自ら刈り取った稲株を天日干しする園児=大多喜町
自ら刈り取った稲株を天日干しする園児=大多喜町

 多喜町の「レンゲ米」を栽培する田んぼで、地元園児による稲刈り体験が行われた。約60人が参加し、黄金色に輝く稲穂を収穫する喜びを味わった。

 食育に役立ててもらおうと、NPO法人大多喜みらい塾(上治信理事長)が初めて企画した。

 稲刈りをしたのは、レンゲ畑から切り替えた田んぼ一面の10アール。無農薬、無化学肥料で育てた。園児たちは今年5月、同所で手作業で田植えも体験しており、その後、生育状況を気にかけて見学にも来ていた。

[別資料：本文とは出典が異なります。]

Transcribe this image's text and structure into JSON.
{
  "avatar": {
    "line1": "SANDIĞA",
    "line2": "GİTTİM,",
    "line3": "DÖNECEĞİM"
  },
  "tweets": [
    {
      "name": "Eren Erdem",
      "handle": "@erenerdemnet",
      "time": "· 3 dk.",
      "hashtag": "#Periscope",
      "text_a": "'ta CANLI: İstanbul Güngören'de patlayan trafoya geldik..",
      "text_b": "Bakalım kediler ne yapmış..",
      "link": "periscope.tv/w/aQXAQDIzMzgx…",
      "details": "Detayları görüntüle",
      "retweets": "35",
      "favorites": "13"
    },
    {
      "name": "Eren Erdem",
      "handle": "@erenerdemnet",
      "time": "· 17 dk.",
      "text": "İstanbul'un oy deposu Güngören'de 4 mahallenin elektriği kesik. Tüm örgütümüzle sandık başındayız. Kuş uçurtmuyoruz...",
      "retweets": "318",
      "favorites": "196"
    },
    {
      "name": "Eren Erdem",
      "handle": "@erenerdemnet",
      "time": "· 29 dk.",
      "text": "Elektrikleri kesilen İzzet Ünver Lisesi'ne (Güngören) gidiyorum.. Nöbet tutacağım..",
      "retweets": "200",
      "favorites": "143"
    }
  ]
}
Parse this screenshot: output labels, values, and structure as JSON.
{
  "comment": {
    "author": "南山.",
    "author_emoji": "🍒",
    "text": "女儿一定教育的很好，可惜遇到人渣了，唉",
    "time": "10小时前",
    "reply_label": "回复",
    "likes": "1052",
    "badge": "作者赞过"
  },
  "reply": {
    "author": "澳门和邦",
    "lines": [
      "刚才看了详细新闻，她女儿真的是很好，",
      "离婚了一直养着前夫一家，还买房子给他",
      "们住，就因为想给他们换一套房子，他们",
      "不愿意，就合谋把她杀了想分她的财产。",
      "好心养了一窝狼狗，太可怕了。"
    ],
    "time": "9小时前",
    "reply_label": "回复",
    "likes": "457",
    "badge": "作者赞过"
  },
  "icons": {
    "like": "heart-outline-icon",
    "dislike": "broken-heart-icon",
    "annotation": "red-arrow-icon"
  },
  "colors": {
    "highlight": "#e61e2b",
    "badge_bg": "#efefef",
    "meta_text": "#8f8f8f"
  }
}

 楽しみにしていた実りの秋の日。鎌を持った小さな手が稲株の根元付近を上手にこすり取った。稲株を天日干しで乾かすおだがけにも挑戦。10月、給食で収穫米を頬張る。

 同みらい塾は「大多喜レンゲ舞」のブランド化を推進。今年は町全体で昨年の5倍、150アールの農地でレンゲ米を栽培した。

 農作業に園児も参加することは「町ぐるみの取り組みになりブランド化の弾みになる」と期待する。

 千葉県夷隅農業事務所によると、レンゲソウは稲の生育を促進する窒素を空気中から取り込む。土にすき込んで耕すと「自然の肥料になる」という。